C’est sur les terres d’Ingmar Bergman et avec une partie des collaborateurs réguliers du maitre suédois qu’Andreï Tarkovski tourne son ultime film, Le Sacrifice. À peine remis de son divorce avec sa patrie, le réalisateur russe, qui a déjà tourné Nostolghia en Italie, voit plus que jamais son film diviser auprès de son public. À ce titre, Ingmar Bergman, admirateur du travail de Tarkovski et l’ayant lui même invité à tourner ce film en Suède, en dira que le cinéaste est ici tombé dans un piège qu’il redoute lui même : l’enfermement. Avec Le Sacrifice, Tarkovski s’est-il simplement contenté de faire du Tarkovski ? Cloisonné dans une étreinte angoissée, Le Sacrifice révèle surtout un homme marqué par la peur de l’échec, rongé par la mort qui le rattrapera le 29 décembre 1986 à Neuilly-sur-Seine.
Esthétique mystique et mélancolique, monologues philosophiques et existentiels, plongeon dans une sensation de malaise… Le Sacrifice est un regard lointain, terrible et isolé, las de son humanisme, luttant contre le conformisme et la disparition de la spiritualité au beau milieu des années 80. C’est un film dans lequel le héros ne dispose comme interlocuteur que d’un enfant frappé de mutisme, qui en fait un innocent dans cette tragédie et ce théâtre des regrets. Croquis de l’individu moderne, empoisonné par cette modernité qui rend vulnérable dans le calme (magnifique) du film.
Le premier sacrifice a lieu lorsqu’Adélaïde, épouse haineuse, compte réveiller Petit Garçon qui dort, uniquement par un besoin pervers.

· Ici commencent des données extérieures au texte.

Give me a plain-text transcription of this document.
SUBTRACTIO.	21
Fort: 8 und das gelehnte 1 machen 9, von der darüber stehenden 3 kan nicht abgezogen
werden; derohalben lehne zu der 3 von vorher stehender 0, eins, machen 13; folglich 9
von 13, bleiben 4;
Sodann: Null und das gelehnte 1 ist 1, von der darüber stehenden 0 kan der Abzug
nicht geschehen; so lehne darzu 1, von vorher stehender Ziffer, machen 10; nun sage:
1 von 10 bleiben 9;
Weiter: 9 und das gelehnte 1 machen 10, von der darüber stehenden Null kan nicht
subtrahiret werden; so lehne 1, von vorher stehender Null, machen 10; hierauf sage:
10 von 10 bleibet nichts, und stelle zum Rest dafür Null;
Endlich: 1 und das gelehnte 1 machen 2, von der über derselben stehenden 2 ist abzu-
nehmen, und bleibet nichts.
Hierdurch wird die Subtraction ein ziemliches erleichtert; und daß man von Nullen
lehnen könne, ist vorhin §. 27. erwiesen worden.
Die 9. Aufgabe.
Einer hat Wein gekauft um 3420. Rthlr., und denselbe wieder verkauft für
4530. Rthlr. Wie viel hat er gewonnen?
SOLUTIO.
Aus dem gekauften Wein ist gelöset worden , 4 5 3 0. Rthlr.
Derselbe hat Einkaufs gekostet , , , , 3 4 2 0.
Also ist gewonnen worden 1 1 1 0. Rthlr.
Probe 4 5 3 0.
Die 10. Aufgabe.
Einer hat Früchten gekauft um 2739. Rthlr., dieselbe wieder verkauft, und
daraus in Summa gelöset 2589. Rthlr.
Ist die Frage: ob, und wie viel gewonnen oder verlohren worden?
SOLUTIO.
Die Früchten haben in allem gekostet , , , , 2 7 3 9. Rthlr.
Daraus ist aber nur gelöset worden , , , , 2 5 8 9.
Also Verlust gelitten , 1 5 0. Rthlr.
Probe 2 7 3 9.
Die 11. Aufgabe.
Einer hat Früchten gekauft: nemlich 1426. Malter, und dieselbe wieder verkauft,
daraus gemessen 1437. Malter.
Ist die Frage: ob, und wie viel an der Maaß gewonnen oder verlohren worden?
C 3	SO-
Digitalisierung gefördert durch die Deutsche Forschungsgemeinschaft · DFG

Entre elle et l’enfant s’impose la bonne qui la défend d’approcher Petit Garçon, précisant qu’elle est prête à subir un châtiment pour qu’on ne vole par les derniers instants de rêve de l’enfant. Suite à ce geste, Adelaïde laisse couler ses larmes, elle comprend son incapacité à aimer, le fait qu’elle soit hermétique à toute forme d’amour pour autrui.
Les failles du séisme s’étendent, aveuglées par un horizon à la blancheur inexplicable. La mélancolie absolue, l’harmonie qui ne peut intervenir sans un sacrifice, celui du langage, du matérialisme, de l’innocence, de la beauté. Le Sacrifice est le miroir de l’existence de Tarkovski, à l’instar de nombre de ses œuvres. La désillusion est une révélation de l’imposture et de la prétention intellectuelle, seule figurante de la théâtralité d’un espace réservé à un incendie, manifestation d’un moi irréel en proie à la parole. C’est ainsi que le héros, Alexander, vêtu d’un peignoir sur lequel est gravé le Yin et le Yang, met feu à sa maison. Extasié face à la contemplation de ce désastre, il vient de mettre fin à l’utopie, la crise est reliée au rêve.
En commençant la filmographie de Tarkovski, je suis perché en haut d’un arbre, observateur de l’apocalypse, des tourments du moyen âge, d’une humanité qui regarde sa propre perte, son reflet, sa nostalgie, ses désirs et ses larmes. À la fin, je me retrouve sur une plage suédoise. Au commencement était le verbe. Pourquoi papa ? Le tout hypnotisé par la simplicité de Bach, par l’envergure du cinéma.
Le Sacrifice (Offret en VO), réalisé par Andreï Tarkovski, Suède, 149 minutes, 1986, vu en VO.
Kiwi_ lui attribue la note de :
En bref
Le Sacrifice est celui d’Andreï Tarkovski, pour sa famille, pour l’Homme, pour lui, pour le cinéma. Sur ce final d’une splendeur et d’une majesté au delà du convenable, s’élève simplement la beauté.